Más mariposas

¿Por qué hablar de mariposas en vez de las conversaciones de paz, por ejemplo, o hablar de fútbol? Es que algunos estamos hartos de las politiquerías.

El señor Stein, en Lord Jim, la novela de Conrad, entre guerras, negociaciones de paz, falsos armisticios y traiciones, se entregaba también a cazar mariposas. Y Churchill, en Cartwell, sureste de Londres, alternaba sus labores como parlamentario con las debidas a su colección de lepidópteros, y se envanecía de los especímenes obtenidos con su red en Sudáfrica, India y Cuba. Churchill dejó la afición cuando comenzaron a enamorarlo los aviones de guerra y lo cogió la obsesión por pulverizar a Alemania. Stein era capaz de emocionarse todavía al fin de su vida ante el brillo de las alas de sus frágiles mariposas muertas, que aún desplegaban su pompa intocada por la destrucción, como en unos versos de Silva.

Comparados con estas los humanos no llegaban a ser obras maestras de la naturaleza para él. Una vez, acaba de asesinar tres hombres, y los describe con frialdad, uno como un perro enroscado, otro de espaldas con un brazo sobre los ojos como para protegerlos del sol, el tercero alarga lentamente una pierna para dejarla después inmóvil con una sacudida; advirtió una débil sombra sobre un montoncito de barro. Su corazón saltó, la cabeza le dio vueltas, se le aflojaron las piernas. Había deseado esa mariposa con toda su alma. Había pasado privaciones buscándola, emprendió viajes, la había visto en sueños y había llorado al despertar. Los hombres que acababa de matar no importaban. Y al fin y al cabo, estos no saben quedarse quietos sobre su montón de barro. Un día quieren ser diablos y otro santos. Stein, en medio de las tumbas de sus mariposas, en el último tramo del libro, sin patetismo, se prepara para dejar este mundo dirigiéndoles un ademán de adiós.
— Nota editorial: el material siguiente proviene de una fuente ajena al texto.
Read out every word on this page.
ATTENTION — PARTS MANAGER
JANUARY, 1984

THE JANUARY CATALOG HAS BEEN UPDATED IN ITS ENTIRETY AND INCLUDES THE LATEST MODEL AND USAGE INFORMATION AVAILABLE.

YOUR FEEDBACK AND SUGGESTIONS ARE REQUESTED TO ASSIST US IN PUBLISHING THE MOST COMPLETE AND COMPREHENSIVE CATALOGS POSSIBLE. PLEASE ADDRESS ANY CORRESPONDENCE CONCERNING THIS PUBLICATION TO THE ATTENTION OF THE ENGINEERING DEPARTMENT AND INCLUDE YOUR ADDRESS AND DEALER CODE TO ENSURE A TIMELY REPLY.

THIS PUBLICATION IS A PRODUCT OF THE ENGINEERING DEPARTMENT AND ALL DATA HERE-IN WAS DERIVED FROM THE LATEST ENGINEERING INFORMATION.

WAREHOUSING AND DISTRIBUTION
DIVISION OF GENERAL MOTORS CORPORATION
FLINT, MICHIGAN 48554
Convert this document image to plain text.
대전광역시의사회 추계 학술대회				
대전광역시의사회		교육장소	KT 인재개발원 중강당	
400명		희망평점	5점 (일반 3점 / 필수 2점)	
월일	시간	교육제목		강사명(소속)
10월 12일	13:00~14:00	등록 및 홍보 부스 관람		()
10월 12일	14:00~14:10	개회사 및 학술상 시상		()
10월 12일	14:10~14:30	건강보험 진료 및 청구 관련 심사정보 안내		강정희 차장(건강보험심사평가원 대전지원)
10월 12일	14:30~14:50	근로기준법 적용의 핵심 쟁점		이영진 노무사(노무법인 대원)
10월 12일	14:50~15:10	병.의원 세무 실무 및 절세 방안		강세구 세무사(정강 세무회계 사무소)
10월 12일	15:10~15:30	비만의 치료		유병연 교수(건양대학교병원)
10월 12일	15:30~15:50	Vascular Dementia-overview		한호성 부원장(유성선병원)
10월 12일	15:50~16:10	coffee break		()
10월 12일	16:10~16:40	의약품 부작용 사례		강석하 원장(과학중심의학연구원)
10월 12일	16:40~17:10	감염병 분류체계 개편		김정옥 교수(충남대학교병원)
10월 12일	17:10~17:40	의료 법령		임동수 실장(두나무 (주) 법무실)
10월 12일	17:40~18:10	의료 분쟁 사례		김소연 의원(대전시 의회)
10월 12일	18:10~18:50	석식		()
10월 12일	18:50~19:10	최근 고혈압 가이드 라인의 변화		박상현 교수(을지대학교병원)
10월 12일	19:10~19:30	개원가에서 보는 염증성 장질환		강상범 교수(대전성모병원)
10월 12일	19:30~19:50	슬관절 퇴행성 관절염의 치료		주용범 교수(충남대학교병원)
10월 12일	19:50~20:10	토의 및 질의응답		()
Las mariposas de Stein son distintas de la mariposa de Chuang Tsu, el sabio taoísta que un día no supo si había soñado con una mariposa o era una mariposa que había soñado con Chuang Tsu. Y de la de Moritake, el poeta japonés, miope perdido, que creyó ver en una mariposa una flor de vuelta a la rama. Y muy distintas de las que en el hermoso poema La vela, de Francis Ponge, se queman en la llama con un temblor muy parecido al estupor. Y también son incomparables con las amarillas de Mauricio Babilonia, que hasta un vallenato merecieron para desgracia nuestra.

Unas mariposas dejan un sutil polvo rosa en el viento, recalan en unas flores, y tornan a empezar suavemente su aventurada travesía deteniéndose sobre un lago matizado como una gran flor marchita, en La muerte de las catedrales, de Proust. Que se echa a llorar al advertir que su vuelo dibuja una melodía llena de encanto, leve y libre. Y su alma sonora oye las armonías del lago, los bosques y el cielo. En fin, las cosas de esos tiempos cuando la estética era un valor, los cisnes morían cantando en lagos rutinarios y la gente espantaba las penas con tisanas de tilo.

Lorca dijo que el dolor que mantiene despiertas las cosas es una pequeña quemadura infinita en los ojos inocentes de los otros sistemas. Y se ha dicho que el aleteo de una mariposa en Australia puede provocar un terremoto en Perú. Proust esperaba que una depresión atmosférica en las Baleares o un temblor en Jamaica desencadenaran crisis en los reumáticos, los asmáticos y los locos de París, unidos a los puntos más lejanos del universo en una solidaridad estrecha. Es comprensible. Dicen que Proust enfermaba ante la cercanía de un clavel.

Pero ¿por qué hablar de mariposas en vez de referirse a las conversaciones de paz, por ejemplo, o hablar de fútbol? Es que algunos colombianos estamos hartos de las politiquerías de las mafias que opacan con banderas la belleza oculta en la realidad. Y es lícito descansar en cosas más amables que el poder y el dinero, y contrastar con la inteligencia de la naturaleza las fruslerías y el ruido vano que, validos de razones marrulleras, algunos aspiran a pasar por la verdad del mundo.